Toyota plans to invest “approximately 300 billion yen” in Shimoyama, and employees total “around 50” for the time being. When the facility will be completed in 2023, approximately 3,300 people will work at the site.
“Environmental conservation was a foremost consideration in the construction of this new research and development facility,” according to Toyota, and around 70 percent of the area consists of trees and greenery that were preserved. The Japanese have a thing for preserving nature as much as possible, and the term you’re looking for is “satoyama.”
Sato stands for village and yama means hill or mountain. Satoyama has multiple definitions, but cohabitation with the existing ecosystem is the easiest way to understand the concept.
“We have replicated a variety of roads in the world at the new test course,” said Akio Toyoda, the president of Toyota. “In addition to conducting driving tests all over the world, and with the replication of severe driving conditions at the new test course, we intend to thoroughly hone every one of our models and develop the types of cars that epitomize the true joy of driving.”

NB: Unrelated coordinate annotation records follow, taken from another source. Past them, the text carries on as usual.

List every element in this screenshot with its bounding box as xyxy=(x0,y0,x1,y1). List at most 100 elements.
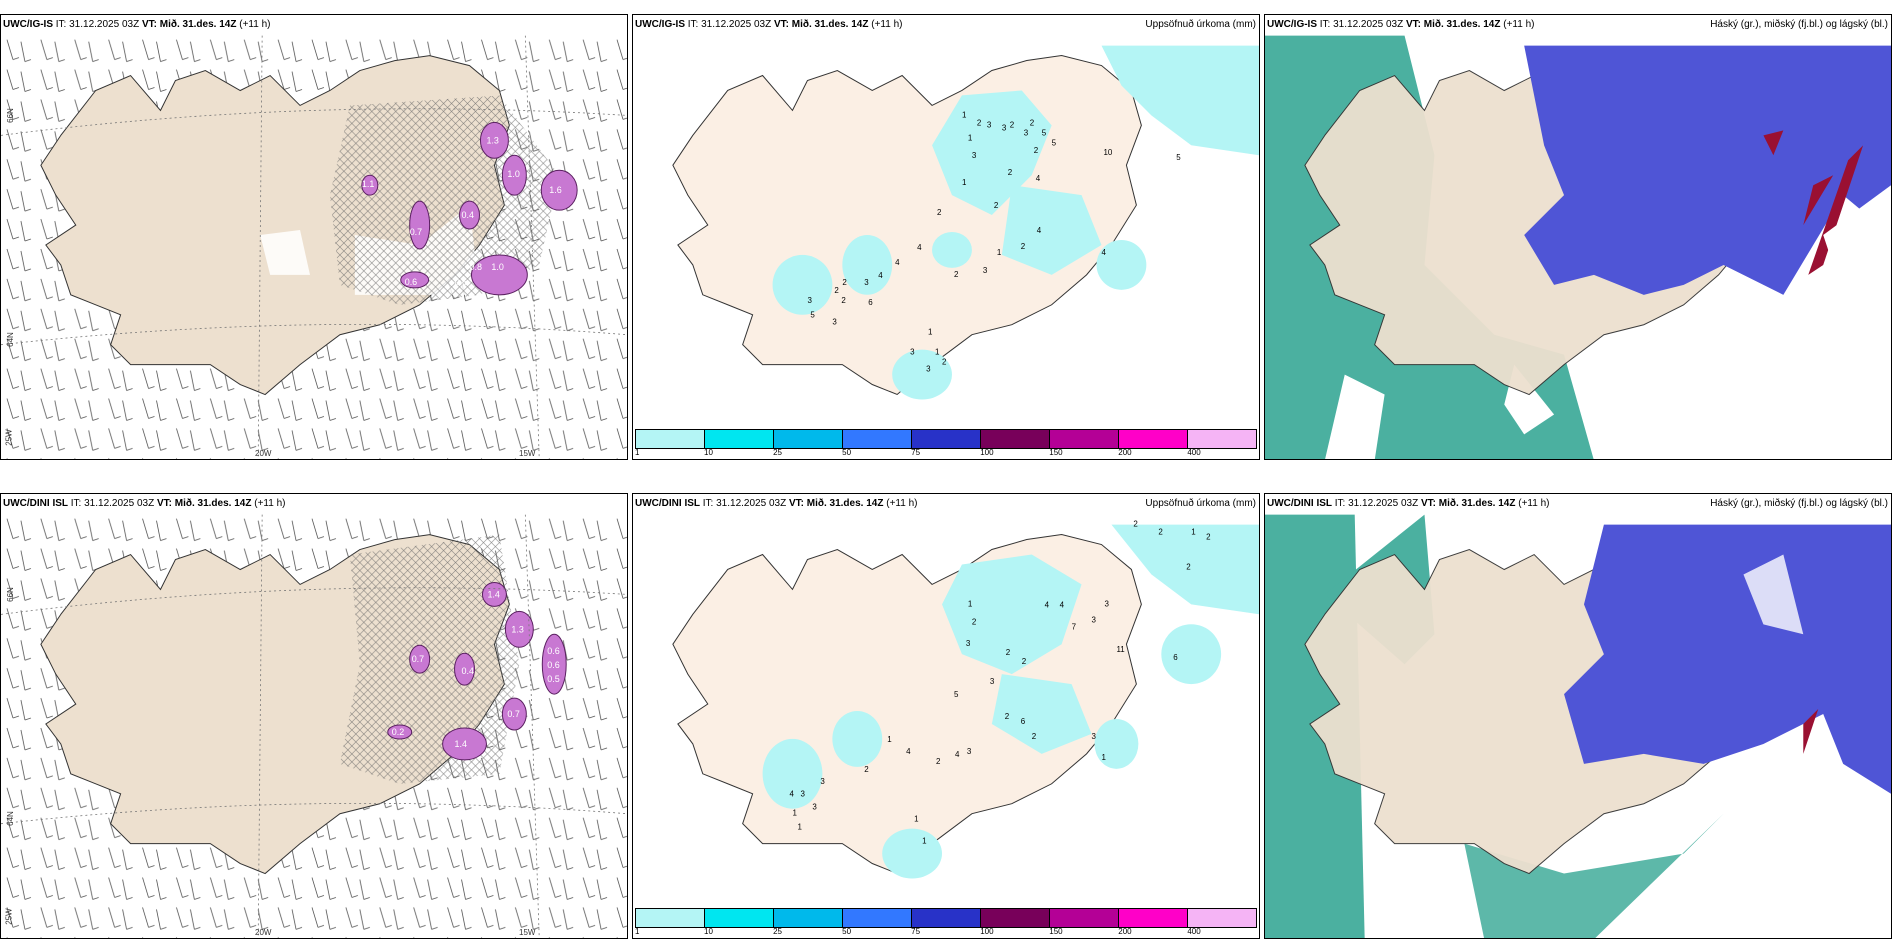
precip-value-label: 4 xyxy=(1102,248,1107,257)
precip-value-label: 10 xyxy=(1103,148,1112,157)
precip-areas xyxy=(762,524,1259,879)
cloud-title: Háský (gr.), miðský (fj.bl.) og lágský (… xyxy=(1710,19,1888,30)
it-value: 31.12.2025 03Z xyxy=(69,19,140,30)
vt-value: Mið. 31.des. 14Z xyxy=(174,498,252,509)
colorbar-label: 100 xyxy=(980,448,994,457)
icing-label: 0.6 xyxy=(547,646,559,656)
vt-value: Mið. 31.des. 14Z xyxy=(1423,19,1501,30)
precip-value-label: 3 xyxy=(1024,128,1029,137)
vt-label: VT: xyxy=(141,19,157,30)
low-cloud xyxy=(1803,709,1819,754)
lead-time: (+11 h) xyxy=(1518,498,1550,509)
colorbar-label: 200 xyxy=(1118,927,1132,936)
precip-value-label: 2 xyxy=(1008,168,1013,177)
precip-value-label: 3 xyxy=(864,278,869,287)
panel-header: UWC/DINI ISL IT: 31.12.2025 03Z VT: Mið.… xyxy=(1265,494,1891,514)
icing-label: 0.7 xyxy=(410,227,422,237)
colorbar-cell xyxy=(705,430,774,448)
lat-label: 64N xyxy=(5,332,15,347)
lead-time: (+11 h) xyxy=(254,498,286,509)
precip-value-label: 3 xyxy=(1002,123,1007,132)
model-name: UWC/DINI ISL xyxy=(3,498,68,509)
precip-value-label: 6 xyxy=(1173,653,1178,662)
colorbar-label: 75 xyxy=(911,448,921,457)
icing-label: 1.1 xyxy=(362,179,374,189)
precip-value-label: 3 xyxy=(987,120,992,129)
precip-colorbar: 1 10 25 50 75 100 150 200 400 xyxy=(633,427,1259,459)
precip-value-label: 4 xyxy=(895,258,900,267)
icing-label: 1.4 xyxy=(455,739,467,749)
precip-value-label: 2 xyxy=(937,208,942,217)
it-value: 31.12.2025 03Z xyxy=(1333,19,1404,30)
panel-clouds-bottom: UWC/DINI ISL IT: 31.12.2025 03Z VT: Mið.… xyxy=(1264,493,1892,939)
vt-label: VT: xyxy=(1420,498,1436,509)
it-label: IT: xyxy=(687,19,699,30)
colorbar-label: 1 xyxy=(635,448,640,457)
colorbar-label: 75 xyxy=(911,927,921,936)
panel-header: UWC/IG-IS IT: 31.12.2025 03Z VT: Mið. 31… xyxy=(1265,15,1891,35)
vt-value: Mið. 31.des. 14Z xyxy=(1438,498,1516,509)
colorbar-cell xyxy=(705,909,774,927)
vt-value: Mið. 31.des. 14Z xyxy=(806,498,884,509)
colorbar-cell xyxy=(636,430,705,448)
colorbar-cell xyxy=(843,909,912,927)
precip-value-label: 2 xyxy=(834,286,839,295)
colorbar-cell xyxy=(774,430,843,448)
colorbar-cell xyxy=(1119,909,1188,927)
side-label: 25W xyxy=(4,908,14,925)
lead-time: (+11 h) xyxy=(886,498,918,509)
colorbar-label: 150 xyxy=(1049,927,1063,936)
model-name: UWC/IG-IS xyxy=(1267,19,1317,30)
lon-label: 15W xyxy=(519,449,536,458)
precip-value-label: 4 xyxy=(1045,600,1050,609)
precip-value-label: 1 xyxy=(997,248,1002,257)
cloud-map xyxy=(1265,35,1891,459)
it-label: IT: xyxy=(55,19,67,30)
lat-label: 66N xyxy=(5,108,15,123)
cloud-map xyxy=(1265,514,1891,938)
model-name: UWC/DINI ISL xyxy=(1267,498,1332,509)
precip-value-label: 3 xyxy=(800,790,805,799)
precip-value-label: 3 xyxy=(926,365,931,374)
panel-wind-icing-bottom: UWC/DINI ISL IT: 31.12.2025 03Z VT: Mið.… xyxy=(0,493,628,939)
icing-label: 1.4 xyxy=(487,589,499,599)
precip-value-label: 1 xyxy=(914,815,919,824)
mid-cloud xyxy=(1564,524,1891,794)
icing-label: 0.8 xyxy=(470,262,482,272)
colorbar-cell xyxy=(843,430,912,448)
precip-value-label: 3 xyxy=(1092,732,1097,741)
colorbar-label: 400 xyxy=(1187,448,1201,457)
icing-label: 0.6 xyxy=(405,277,417,287)
it-value: 31.12.2025 03Z xyxy=(701,19,772,30)
colorbar-cell xyxy=(636,909,705,927)
precip-value-label: 1 xyxy=(928,328,933,337)
precip-title: Uppsöfnuð úrkoma (mm) xyxy=(1145,498,1256,509)
colorbar-cell xyxy=(1119,430,1188,448)
lon-label: 15W xyxy=(519,928,536,937)
colorbar-label: 25 xyxy=(773,448,782,457)
colorbar-label: 10 xyxy=(704,448,713,457)
precip-title: Uppsöfnuð úrkoma (mm) xyxy=(1145,19,1256,30)
lead-time: (+11 h) xyxy=(871,19,903,30)
icing-label: 0.6 xyxy=(455,277,467,287)
precip-value-label: 1 xyxy=(797,823,802,832)
precip-value-label: 1 xyxy=(887,735,892,744)
colorbar-label: 200 xyxy=(1118,448,1132,457)
colorbar-cell xyxy=(1050,430,1119,448)
precip-value-label: 1 xyxy=(962,178,967,187)
it-value: 31.12.2025 03Z xyxy=(716,498,787,509)
it-label: IT: xyxy=(1334,498,1346,509)
precip-value-label: 2 xyxy=(994,201,999,210)
lon-label: 20W xyxy=(255,928,272,937)
icing-label: 1.6 xyxy=(549,185,561,195)
colorbar-cell xyxy=(912,909,981,927)
precip-value-label: 1 xyxy=(792,809,797,818)
precip-value-label: 1 xyxy=(962,110,967,119)
precip-areas xyxy=(772,45,1259,400)
precip-value-label: 3 xyxy=(967,747,972,756)
it-value: 31.12.2025 03Z xyxy=(84,498,155,509)
colorbar-label: 400 xyxy=(1187,927,1201,936)
vt-label: VT: xyxy=(1405,19,1421,30)
wind-icing-map: 1.3 1.0 1.6 0.7 0.4 0.8 1.0 0.6 0.6 1.1 xyxy=(1,35,627,459)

At the opening ceremony, Toyota brought the Supra sports car, Prius hybrid, and Prius plug-in hybrid, driving the media on the track to get a feel for the corners and straights. These days, the Japanese automaker combines the eco-friendly image with exciting models developed with the help of Gazoo Racing and TRD.
Known as Prius Prime in the United States, the plug-in hybrid is priced at $27,350 excluding destination charge. The GR Supra retails at $49,990 while the 3.0 Premium levels up to $53,990.